CVE-2012-3817 security bind-libs-32:9.8.2-0.10.rc1.el6_3.2.x86_64
CVE-2012-4244 security bind-libs-32:9.8.2-0.10.rc1.el6_3.3.x86_64
CVE-2012-3817 security bind-utils-32:9.8.2-0.10.rc1.el6_3.2.x86_64
CVE-2012-4244 security bind-utils-32:9.8.2-0.10.rc1.el6_3.3.x86_64
CVE-2012-3524 security dbus-1:1.2.24-7.0.1.el6_3.x86_64
CVE-2012-3524 security dbus-libs-1:1.2.24-7.0.1.el6_3.x86_64
CVE-2012-3954 security dhclient-12:4.1.1-31.P1.0.1.el6_3.1.x86_64
CVE-2012-3571 security dhclient-12:4.1.1-31.P1.0.1.el6_3.1.x86_64
CVE-2012-3571 security dhcp-common-12:4.1.1-31.P1.0.1.el6_3.1.x86_64
CVE-2012-3954 security dhcp-common-12:4.1.1-31.P1.0.1.el6_3.1.x86_64
CVE-2012-4405 security ghostscript-8.70-14.el6_3.1.x86_64
CVE-2012-3405 security glibc-2.12-1.80.el6_3.3.x86_64
CVE-2012-3406 security glibc-2.12-1.80.el6_3.3.x86_64

…

Nice, having the CVE information is very important. This allows us to see if we have any security related updates.
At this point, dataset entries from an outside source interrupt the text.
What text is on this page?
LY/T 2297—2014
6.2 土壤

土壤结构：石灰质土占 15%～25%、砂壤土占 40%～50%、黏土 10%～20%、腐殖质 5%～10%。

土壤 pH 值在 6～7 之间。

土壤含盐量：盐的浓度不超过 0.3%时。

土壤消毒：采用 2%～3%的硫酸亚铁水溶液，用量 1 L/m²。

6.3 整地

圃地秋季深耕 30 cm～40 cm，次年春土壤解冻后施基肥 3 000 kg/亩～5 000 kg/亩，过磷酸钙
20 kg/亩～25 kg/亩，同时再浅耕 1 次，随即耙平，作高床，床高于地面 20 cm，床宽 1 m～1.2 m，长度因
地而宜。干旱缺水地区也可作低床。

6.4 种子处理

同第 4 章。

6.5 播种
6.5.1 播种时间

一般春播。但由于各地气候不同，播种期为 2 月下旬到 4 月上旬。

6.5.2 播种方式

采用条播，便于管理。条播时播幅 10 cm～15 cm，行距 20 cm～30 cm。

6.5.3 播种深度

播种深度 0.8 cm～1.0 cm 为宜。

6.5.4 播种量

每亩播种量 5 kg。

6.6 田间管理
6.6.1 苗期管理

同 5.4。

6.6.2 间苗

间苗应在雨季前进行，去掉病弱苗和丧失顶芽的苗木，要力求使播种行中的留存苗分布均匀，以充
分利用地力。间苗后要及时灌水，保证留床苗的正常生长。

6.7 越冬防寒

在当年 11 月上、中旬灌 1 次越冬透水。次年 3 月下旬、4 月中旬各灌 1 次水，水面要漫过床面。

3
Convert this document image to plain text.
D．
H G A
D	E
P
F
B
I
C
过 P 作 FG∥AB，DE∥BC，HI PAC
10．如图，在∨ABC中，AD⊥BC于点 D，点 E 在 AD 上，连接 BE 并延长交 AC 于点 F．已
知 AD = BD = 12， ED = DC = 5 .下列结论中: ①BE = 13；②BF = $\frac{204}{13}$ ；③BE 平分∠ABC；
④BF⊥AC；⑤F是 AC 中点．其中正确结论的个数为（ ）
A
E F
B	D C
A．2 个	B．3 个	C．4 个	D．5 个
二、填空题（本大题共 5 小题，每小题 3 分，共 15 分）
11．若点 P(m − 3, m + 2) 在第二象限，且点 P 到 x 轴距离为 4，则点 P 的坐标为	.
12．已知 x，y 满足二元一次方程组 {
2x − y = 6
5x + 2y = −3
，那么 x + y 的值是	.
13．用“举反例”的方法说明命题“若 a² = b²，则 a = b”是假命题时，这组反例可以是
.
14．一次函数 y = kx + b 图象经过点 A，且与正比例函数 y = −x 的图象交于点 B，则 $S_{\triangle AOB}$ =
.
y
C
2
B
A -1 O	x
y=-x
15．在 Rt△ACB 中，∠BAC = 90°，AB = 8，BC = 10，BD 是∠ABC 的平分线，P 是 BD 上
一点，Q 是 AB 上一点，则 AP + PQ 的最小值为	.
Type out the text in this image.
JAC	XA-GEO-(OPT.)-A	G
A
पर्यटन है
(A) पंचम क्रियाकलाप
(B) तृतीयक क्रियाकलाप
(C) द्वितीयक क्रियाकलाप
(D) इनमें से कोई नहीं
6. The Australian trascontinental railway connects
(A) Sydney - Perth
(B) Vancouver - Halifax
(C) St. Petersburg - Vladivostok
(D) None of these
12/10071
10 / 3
The good thing about having this information is that CVE can be queried and specific security updates can be made.

Let’s query a CVE information:

[root@oel63~]# yum info-security CVE-2012-2390
Loaded plugins: security

==============================================================
Update ID : CVE-2012-2390
Release :
Type : security
Status : final
Issued : 2012-05-17
CVEs : CVE-2012-2390

Description : Memory leak in mm/hugetlb.c in the
Linux kernel before 3.4.2
: allows local users to cause a denial of service
: (memory consumption or system crash) via invalid
: MAP_HUGETLB mmap operations.
updateinfo info done

Howto update a specific CVE:

[root@oel63~]# yum update –cve CVE-2012-2337
Loaded plugins: security
Setting up Update Process
Resolving Dependencies
Limiting packages to security relevant ones
1 package(s) needed (+0 related) for security, out of 50 available
–> Running transaction check
—> Package sudo.x86_64 0:1.7.4p5-11.el6 will be updated
—> Package sudo.x86_64 0:1.7.4p5-13.el6_3 will be an update
–> Finished Dependency Resolution

Dependencies Resolved

To update all security related problems you can execute:

[root@oel63 ~]# yum update –security
Loaded plugins: security
Setting up Update Process
Resolving Dependencies
Limiting packages to security relevant ones
29 package(s) needed (+0 related) for security, out of 50 available
–> Running transaction check

As you can see it would only update the packages which have security related issues.

Conclusion:

The fact that Oracle has meta data for their repository and gives it away for free puts them, from a business perspective, clearly ahead of CentOS. It is very important for admins to have the CVE information. Some people will now say, but I can have that too with spacewalk and even get the bugfixes and feature enhancement information. Yes you’re right, but its another component which you’ll have to administrate and maintain. Having the ability to check security updates and maybe in the future bugfixes and enhancements  with yum is just so much easier and nicer.  So Thanks Oracle for giving us CVE meta data information!